爆豪くんの額と、わたしの額がぶつかる。至近距離で見る真っ赤な瞳。見る時によって色を変えるその瞳は、慈愛に満ちていた。ああ、吸い込まれそう。……このまま、吸い込まれてしまえたらいいのに。
「しょーもねェ事考えてる顔だな。一人は不安か?」
「ううん、不安は不安なんだけど、違くて……」
「なまえ、」
「……」
「…………一週間は長ェな」
「そう、だね」
わたし達は互いの隙間を埋めるみたいに、ぴったりと抱き合って息を吐いた。こういう時に、自分がいかに爆豪くんという存在に依存してるかを思い知る。たかが一週間、されど一週間。わたしの心は前に進んでいるようで進んでいないのかもしれない。
「キス、するか」
「……ん」
「目ェ閉じろ」
頬に触れる熱い手。彼の個性を感じる場所。汗ばんだ掌とカサついた唇の差に唇が重なった瞬間、つ、と目尻から涙が溢れた。親指がそっとそれを拭って、キスを覚えたての学生の頃みたいに触れるだけの拙い口付けを繰り返す。
爆豪くん。
爆豪くん。
好き。
離れたくないよ。
唇を通して互いの心に触れるみたいだ。
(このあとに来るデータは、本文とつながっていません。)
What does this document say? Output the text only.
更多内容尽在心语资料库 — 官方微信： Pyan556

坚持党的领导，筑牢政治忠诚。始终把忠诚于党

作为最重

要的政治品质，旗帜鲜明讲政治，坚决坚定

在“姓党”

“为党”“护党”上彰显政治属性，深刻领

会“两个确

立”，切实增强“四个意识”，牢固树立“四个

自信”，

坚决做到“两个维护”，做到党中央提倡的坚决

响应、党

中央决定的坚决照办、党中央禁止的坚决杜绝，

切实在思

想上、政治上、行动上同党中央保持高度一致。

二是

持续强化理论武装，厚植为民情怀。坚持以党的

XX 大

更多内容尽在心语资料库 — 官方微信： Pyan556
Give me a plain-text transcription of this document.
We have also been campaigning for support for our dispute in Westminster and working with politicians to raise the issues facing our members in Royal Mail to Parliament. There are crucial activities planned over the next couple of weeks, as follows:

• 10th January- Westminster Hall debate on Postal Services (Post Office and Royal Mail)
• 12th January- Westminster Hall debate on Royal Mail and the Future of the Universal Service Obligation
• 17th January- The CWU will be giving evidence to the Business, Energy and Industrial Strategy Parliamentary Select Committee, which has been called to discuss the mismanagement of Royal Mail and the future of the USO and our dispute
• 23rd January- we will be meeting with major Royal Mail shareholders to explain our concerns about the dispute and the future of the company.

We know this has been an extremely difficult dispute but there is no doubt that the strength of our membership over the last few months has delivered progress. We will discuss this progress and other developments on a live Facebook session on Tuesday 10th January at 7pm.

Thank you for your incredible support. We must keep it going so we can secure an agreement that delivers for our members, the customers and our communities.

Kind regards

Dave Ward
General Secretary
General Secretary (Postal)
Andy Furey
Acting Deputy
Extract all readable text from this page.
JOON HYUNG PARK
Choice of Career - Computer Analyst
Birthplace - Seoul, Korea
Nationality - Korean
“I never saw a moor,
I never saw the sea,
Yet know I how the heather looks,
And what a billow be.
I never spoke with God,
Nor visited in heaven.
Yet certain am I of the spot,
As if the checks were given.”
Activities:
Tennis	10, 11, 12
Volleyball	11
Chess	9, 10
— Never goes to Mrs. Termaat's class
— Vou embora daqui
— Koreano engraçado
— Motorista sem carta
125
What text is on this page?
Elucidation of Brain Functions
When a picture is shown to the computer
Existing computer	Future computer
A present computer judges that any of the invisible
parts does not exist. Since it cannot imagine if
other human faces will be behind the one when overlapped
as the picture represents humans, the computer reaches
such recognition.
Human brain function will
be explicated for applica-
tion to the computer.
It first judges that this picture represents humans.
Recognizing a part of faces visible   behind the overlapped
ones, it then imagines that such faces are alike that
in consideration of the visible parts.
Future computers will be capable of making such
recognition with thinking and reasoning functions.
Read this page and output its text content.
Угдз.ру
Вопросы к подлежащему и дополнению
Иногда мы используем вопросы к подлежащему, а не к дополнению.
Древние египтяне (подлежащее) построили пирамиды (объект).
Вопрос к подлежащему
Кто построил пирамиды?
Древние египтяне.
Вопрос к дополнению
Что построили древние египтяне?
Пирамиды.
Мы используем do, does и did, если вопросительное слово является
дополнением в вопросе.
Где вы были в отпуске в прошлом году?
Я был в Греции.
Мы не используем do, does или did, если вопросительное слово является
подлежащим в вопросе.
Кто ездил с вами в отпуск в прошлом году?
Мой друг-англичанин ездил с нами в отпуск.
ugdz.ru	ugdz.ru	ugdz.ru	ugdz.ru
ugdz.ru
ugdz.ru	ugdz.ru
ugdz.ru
悲しい訳じゃない、辛い訳じゃない。片目からぽろぽろと溢れる涙を爆豪くんは何度も掬った。何度も、何度も。言葉を交わさなくてもこうして口付けを交わすことで伝わってしまう。
「……なまえ、抱くぞ」
その晩、ゆっくりと時間を掛けて爆豪くんはわたしを抱いた。自身を刻み付けるように身体中に口付けて、それからわたしをぎゅうと抱き込んで汗ばんだ肌を寄せる。暫しの別れを惜しんで劣情をぶつけ合うわたし達を「大袈裟な」と人は笑うだろうか。
夜は明ける。
−……そして、お互いの居ない一週間が始まった。どうかこのまま幸せな日々が続きますように、なんて。
わたしが望むのはいつだって''不変''だ。これ以上は望まないから、変わらないで。